第4章の13
「どう、マタタキ。コントロールできそう?」
俺が尋ねると
「うーん、何か飛んでるというよりも、空に引っ張られてるっていう感じかなあ。気を抜くとすぐに大きな翼をイメージしてしまうのです。」
うーん、これ、小さな羽がとっさの状況でイメージできるかだよな。マタタキは車が突っ込んでくるタイミング知らないからな。たとえ車を避けられても、ものすごい高さまで舞い上がるかもしれない。その後、落ちてしまったら・・・。
まだ、これが正しい選択だと自身をもって言えんわ・・・。
「最後に3つめをやろう。瞬間移動の能力だ。ただ、ちょっと試すの待ってね。」
急に試されて、どこかよくわからない国にでも飛ばされたりしたらたまらん。まあ、明日は日本で車と遭遇するからそんなに遠くに行くことはないと思うが。
「おい、メガネ。お前の出番だ、ありがたく思え。」
「はっはっは。君は今から奇跡を見ることになるよ。」
「ただのGPSだろ。早くマタタキにつけろよ。もったいぶるな!」
ハバタキはイモ虫の形をした小型の装置をマタタキの袖につけた。もう形については触れない、スルーだ。
ハバタキが手元のレーダーで装置が正常に作動していることを確認したのを見て、俺はマタタキに告げた。
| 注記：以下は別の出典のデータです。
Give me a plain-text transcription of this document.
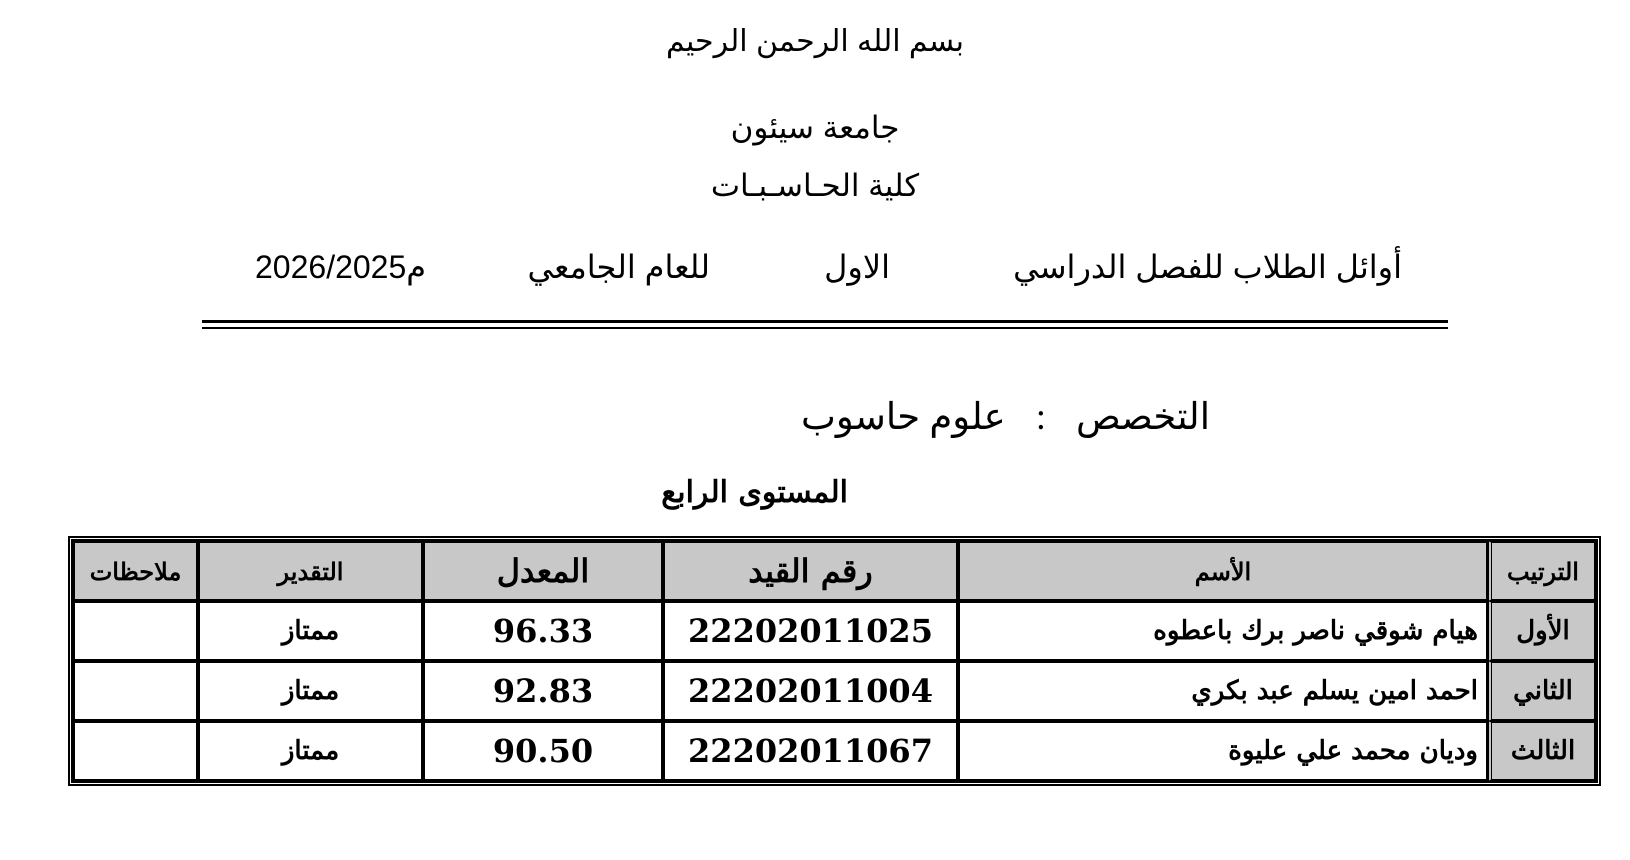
بسم الله الرحمن الرحيم
جامعة سيئون
كلية الحـاسـبـات
أوائل الطلاب للفصل الدراسي
الاول
للعام الجامعي
2026/2025م
التخصص:علوم حاسوب
المستوى الرابع
الترتيب	الأسم	رقم القيد	المعدل	التقدير	ملاحظات
الأول	هيام شوقي ناصر برك باعطوه	22202011025	96.33	ممتاز	
الثاني	احمد امين يسلم عبد بكري	22202011004	92.83	ممتاز	
الثالث	وديان محمد علي عليوة	22202011067	90.50	ممتاز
「よし、イメージするんだ。行きたい場所を。ただし、宇宙とかナントカ王国とかはやめろよ。」
「らじゃ!」
マタタキは目を瞑り、静かになった。うーん、この時は変な呪文は言わないんだな。
・・・そんなことを考えているうちにマタタキの姿は消えた。
「成功したみたいだな。ただどこにいるのやら・・・。さあ、メガネさん回答をお願いします。」
「はっはっは。彼女は今、我々の半径10m以内にいるよ。すなわち家の中ということだ。」
なぬっ!? 案外手堅いことするんだなマタタキは。まあいいわ。とにかく探してみよう。
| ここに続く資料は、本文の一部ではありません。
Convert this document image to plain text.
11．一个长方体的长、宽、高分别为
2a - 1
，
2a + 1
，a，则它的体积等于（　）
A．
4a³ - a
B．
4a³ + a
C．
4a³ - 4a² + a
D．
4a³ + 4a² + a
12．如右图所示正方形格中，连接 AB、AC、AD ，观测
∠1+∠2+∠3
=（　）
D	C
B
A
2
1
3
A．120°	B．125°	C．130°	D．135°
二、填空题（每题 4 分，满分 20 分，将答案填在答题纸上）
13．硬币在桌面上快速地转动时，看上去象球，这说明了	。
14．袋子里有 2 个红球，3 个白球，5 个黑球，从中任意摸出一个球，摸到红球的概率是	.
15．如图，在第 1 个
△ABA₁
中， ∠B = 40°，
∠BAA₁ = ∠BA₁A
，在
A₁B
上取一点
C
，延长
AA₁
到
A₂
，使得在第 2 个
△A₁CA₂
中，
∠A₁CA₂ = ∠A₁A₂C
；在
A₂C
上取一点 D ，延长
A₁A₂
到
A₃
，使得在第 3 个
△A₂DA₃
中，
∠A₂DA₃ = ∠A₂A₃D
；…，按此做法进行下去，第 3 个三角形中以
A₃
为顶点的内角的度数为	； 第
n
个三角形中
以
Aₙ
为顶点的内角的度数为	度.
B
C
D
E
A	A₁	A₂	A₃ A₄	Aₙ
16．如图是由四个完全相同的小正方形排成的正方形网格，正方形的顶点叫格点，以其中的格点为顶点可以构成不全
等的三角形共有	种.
俺は我が家を、風呂場、トイレを含め、隅々まで散策した。
だが、家中探してもマタタキの姿は見つからない。一体どういうことなんだ、これは。
「おい、その装置正確なんだろうな。半径10mじゃなくて10kmなんじゃないか?」
「はっはっは。10mが10cmになることはあってもその逆はないよ。この僕を信用してくれたまえ。」
くそう、こいつの自信がすごく腹立たしい。
「あのう・・・。マタタキちゃんなんですけどね。」
ティタさんが突然話しはじめた。